The expansion of the fixed recoverable costs regime to a much wider range of civil cases of a value of up to £100,000 this October – with the introduction of a new intermediate track above the fast track (cases of a value up to £25,000 heard over one day) – has brought into sharp relief the need for the government finally to address the problems posed by the existing regime. Issues concerning the fixed recoverable advocacy fee are of particular relevance to the bar. 

Sam Townend KC

Sam Townend KC

A fixed recoverable costs regime for fast track civil cases was introduced as part of the Woolf reforms in 1999 to create costs certainty, reduce the need for ancillary disputes on costs, and overall to reduce the legal costs of the litigation of disputes of modest value above the ‘no-costs’ regime of the small claims track. Part of the fixed recoverable costs regime is a fixed recoverable advocacy fee, payable only on the one-day trial taking place.  

The trigger and level for recovery of the advocacy fee is absolutely critical because it effectively sets if and what the advocate gets paid. Many, if not most, of these cases are conducted on the basis of a conditional fee (or ‘no win, no fee’). There simply is no fee paid unless it is recovered from the defendant.  

A key characteristic of this regime is that it does not involve the spending of tax-payer money (unless the state happens to be a party to the litigation). It is an unusual intervention then, where for policy reasons the state is involved in the regulation of what the providers of legal services may get paid. It is this aspect that has caused the Bar Council surprise as to why the government has apparently been so reluctant to reform.          

For well over a decade, advocates have been short-changed by the existing costs recovery arrangements.

First, the advocacy fee levels, first set in 1999 and then uprated in 2007, with new bands introduced in 2009 and 2013, have not been updated to reflect inflation for a decade and a half. The Bar Council has for many years sought that the level of the fees that may be recoverable be set at figures that fully reflect inflation taken from the point in time that they were set.  

The ‘Noughties’ fee levels were set as part of Sir Rupert Jackson’s (pictured) civil costs reports at a level that was considered to be a reasonable fee. For example, the lowest rate for the ‘all in’ advocacy fee is £485, to cover all preparation, travel expenses, and trial advocacy, and was set in – and has not been uprated since – October 2007.  

Jackson lj1

Source: Jonathan Goldberg

In order for there to be viable junior bar to carry out this work, it is essential that a reasonable fee be paid. That requires the fee levels to be uprated taking account of inflation.

Second, the Bar Council considers that the advocacy fee should be recoverable in part (and, therefore, payable to the advocate) when a case settles shortly before the date of trial or if the trial is vacated, after significant preparation has been carried out. The basis for this demand is simple fairness: those who carry out work should be entitled to be paid for it. It also fits with the government’s agenda to encourage parties and their advisers to contemplate settlement, to avoid the need for the use of scarce court resources for the final trial hearing and in order to reduce the backlogs and delays in the civil courts.  
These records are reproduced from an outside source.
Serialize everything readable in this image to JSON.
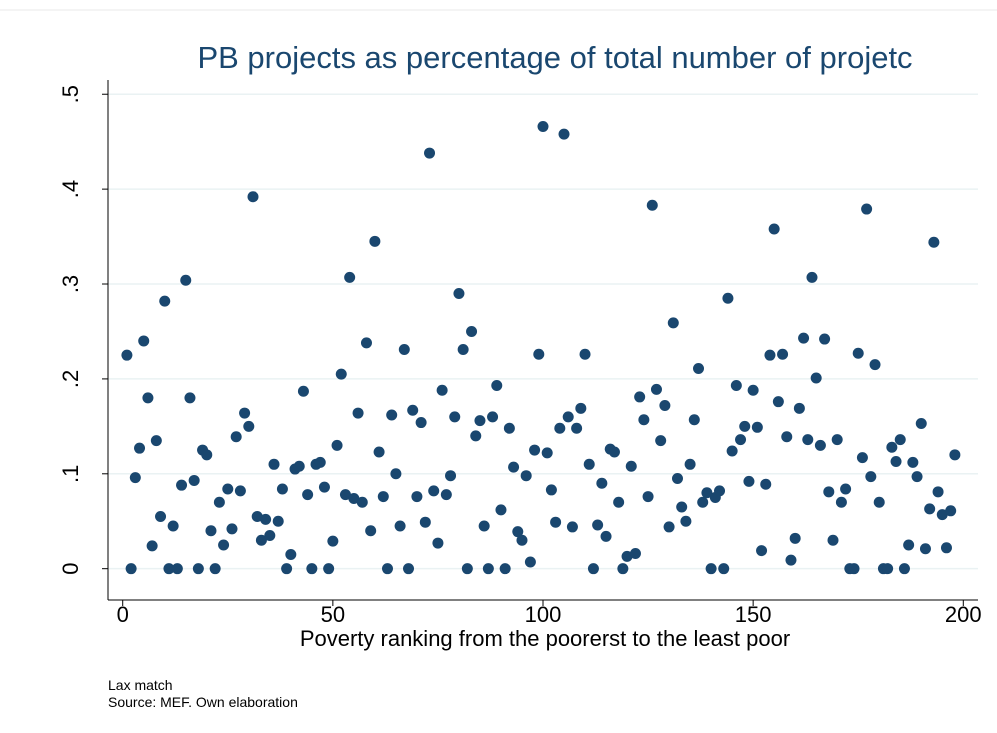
{
  "chart_data": {
    "type": "scatter",
    "title": "PB projects as percentage of total number of projetc",
    "x_label": "Poverty ranking from the poorerst to the least poor",
    "notes": [
      "Lax match",
      "Source: MEF. Own elaboration"
    ],
    "color": "#1a476f",
    "grid": true,
    "xlim": [
      -3.5,
      203.5
    ],
    "xticks": [
      0,
      50,
      100,
      150,
      200
    ],
    "ylim": [
      -0.033,
      0.515
    ],
    "yticks": [
      0,
      {
        "value": 0.1,
        "label": ".1"
      },
      {
        "value": 0.2,
        "label": ".2"
      },
      {
        "value": 0.3,
        "label": ".3"
      },
      {
        "value": 0.4,
        "label": ".4"
      },
      {
        "value": 0.5,
        "label": ".5"
      }
    ],
    "x": [
      1,
      2,
      3,
      4,
      5,
      6,
      7,
      8,
      9,
      10,
      11,
      12,
      13,
      14,
      15,
      16,
      17,
      18,
      19,
      20,
      21,
      22,
      23,
      24,
      25,
      26,
      27,
      28,
      29,
      30,
      31,
      32,
      33,
      34,
      35,
      36,
      37,
      38,
      39,
      40,
      41,
      42,
      43,
      44,
      45,
      46,
      47,
      48,
      49,
      50,
      51,
      52,
      53,
      54,
      55,
      56,
      57,
      58,
      59,
      60,
      61,
      62,
      63,
      64,
      65,
      66,
      67,
      68,
      69,
      70,
      71,
      72,
      73,
      74,
      75,
      76,
      77,
      78,
      79,
      80,
      81,
      82,
      83,
      84,
      85,
      86,
      87,
      88,
      89,
      90,
      91,
      92,
      93,
      94,
      95,
      96,
      97,
      98,
      99,
      100,
      101,
      102,
      103,
      104,
      105,
      106,
      107,
      108,
      109,
      110,
      111,
      112,
      113,
      114,
      115,
      116,
      117,
      118,
      119,
      120,
      121,
      122,
      123,
      124,
      125,
      126,
      127,
      128,
      129,
      130,
      131,
      132,
      133,
      134,
      135,
      136,
      137,
      138,
      139,
      140,
      141,
      142,
      143,
      144,
      145,
      146,
      147,
      148,
      149,
      150,
      151,
      152,
      153,
      154,
      155,
      156,
      157,
      158,
      159,
      160,
      161,
      162,
      163,
      164,
      165,
      166,
      167,
      168,
      169,
      170,
      171,
      172,
      173,
      174,
      175,
      176,
      177,
      178,
      179,
      180,
      181,
      182,
      183,
      184,
      185,
      186,
      187,
      188,
      189,
      190,
      191,
      192,
      193,
      194,
      195,
      196,
      197,
      198
    ],
    "values": [
      0.225,
      0,
      0.096,
      0.127,
      0.24,
      0.18,
      0.024,
      0.135,
      0.055,
      0.282,
      0,
      0.045,
      0,
      0.088,
      0.304,
      0.18,
      0.093,
      0,
      0.125,
      0.12,
      0.04,
      0,
      0.07,
      0.025,
      0.084,
      0.042,
      0.139,
      0.082,
      0.164,
      0.15,
      0.392,
      0.055,
      0.03,
      0.052,
      0.035,
      0.11,
      0.05,
      0.084,
      0,
      0.015,
      0.105,
      0.108,
      0.187,
      0.078,
      0,
      0.11,
      0.112,
      0.086,
      0,
      0.029,
      0.13,
      0.205,
      0.078,
      0.307,
      0.074,
      0.164,
      0.07,
      0.238,
      0.04,
      0.345,
      0.123,
      0.076,
      0,
      0.162,
      0.1,
      0.045,
      0.231,
      0,
      0.167,
      0.076,
      0.154,
      0.049,
      0.438,
      0.082,
      0.027,
      0.188,
      0.078,
      0.098,
      0.16,
      0.29,
      0.231,
      0,
      0.25,
      0.14,
      0.156,
      0.045,
      0,
      0.16,
      0.193,
      0.062,
      0,
      0.148,
      0.107,
      0.039,
      0.03,
      0.098,
      0.007,
      0.125,
      0.226,
      0.466,
      0.122,
      0.083,
      0.049,
      0.148,
      0.458,
      0.16,
      0.044,
      0.148,
      0.169,
      0.226,
      0.11,
      0,
      0.046,
      0.09,
      0.034,
      0.126,
      0.123,
      0.07,
      0,
      0.013,
      0.108,
      0.016,
      0.181,
      0.157,
      0.076,
      0.383,
      0.189,
      0.135,
      0.172,
      0.044,
      0.259,
      0.095,
      0.065,
      0.05,
      0.11,
      0.157,
      0.211,
      0.07,
      0.08,
      0,
      0.075,
      0.082,
      0,
      0.285,
      0.124,
      0.193,
      0.136,
      0.15,
      0.092,
      0.188,
      0.149,
      0.019,
      0.089,
      0.225,
      0.358,
      0.176,
      0.226,
      0.139,
      0.009,
      0.032,
      0.169,
      0.243,
      0.136,
      0.307,
      0.201,
      0.13,
      0.242,
      0.081,
      0.03,
      0.136,
      0.07,
      0.084,
      0,
      0,
      0.227,
      0.117,
      0.379,
      0.097,
      0.215,
      0.07,
      0,
      0,
      0.128,
      0.113,
      0.136,
      0,
      0.025,
      0.112,
      0.097,
      0.153,
      0.021,
      0.063,
      0.344,
      0.081,
      0.057,
      0.022,
      0.061,
      0.12
    ]
  }
}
Lawyers and parties getting to grips with the merits of a case before going to the court hearing should be encouraged, or at least not actively disadvantaged, which is what happens at present, where the advocacy fee is only recoverable if the hearing takes place.  
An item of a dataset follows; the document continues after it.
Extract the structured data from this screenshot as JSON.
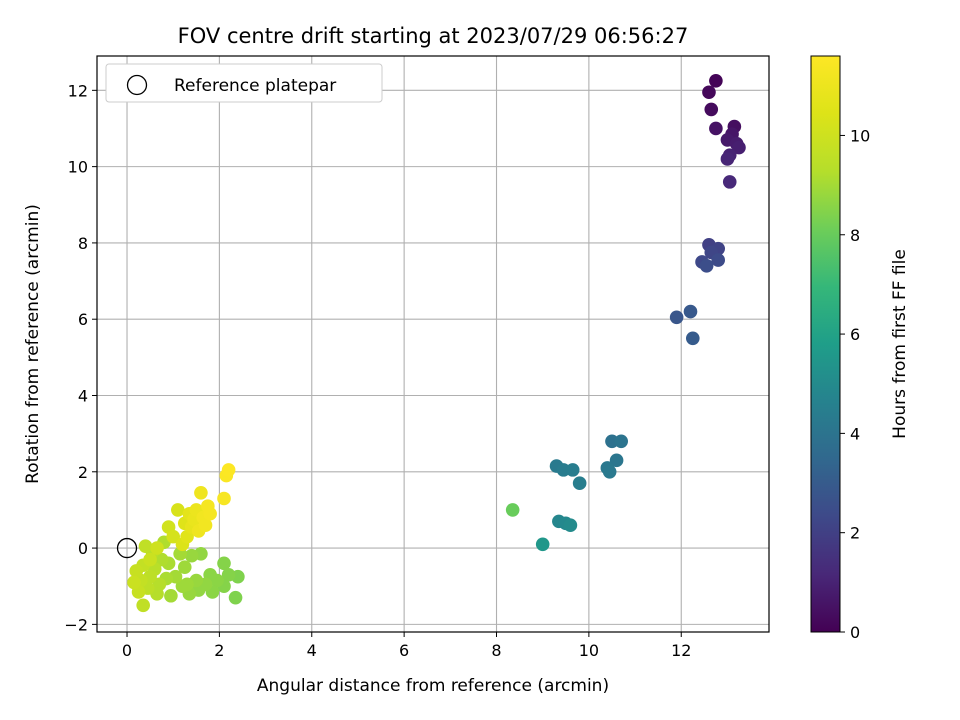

Third, the levels of the recoverable advocacy fee should be automatically indexed each year so cutting out the need for the debilitating semi-regular cycle of lobbying and dispute with government on the above matters.

The Bar Council has been pursuing its current round of lobbying since at least 2019, and is pleased that there has, finally, been some movement by the government. First, by the statutory instrument laid in May 2023, which includes a partial indexation of the advocacy fee, although peculiarly from the wrong date – uplifting it from 2016, not from when it was last set in 2013. Second, and most recently, in proposals contained in a further consultation on issues relating to the new regime, issued in late July.

The Bar Council will, of course, engage fully in the consultation exercise. On first look it seems to recognise the fairness of, and make some movement in relation to, extending the indexation and to provide for part payment in some circumstances of settlement or vacation of the trial. But, unfortunately, only limited steps in relation to each are proposed and the government simply does not even raise for consultation the automatic uprating of the fee levels so that we can all avoid these disputes in the future.

Prior to this consultation, the Bar Council had been of the view that the government had simply ignored its half-decade long efforts to inform and persuade and that the position reflected in the May 2023 statutory instrument is irrational and unreasonable.  A judicial review seemed inevitable.  

A letter before action is being sent. The Bar Council hopes that if it is answered fully and frankly it may be possible, in the light of the new consultation, to defer any challenge to the lawfulness of the scheme until the outcome of the July consultation is known.

We very much hope that this will mark a sea change in the approach to the bar’s concerns and that the principle of ‘reasonable pay for work done’ can be reflected in the government’s fixed recoverable costs regime.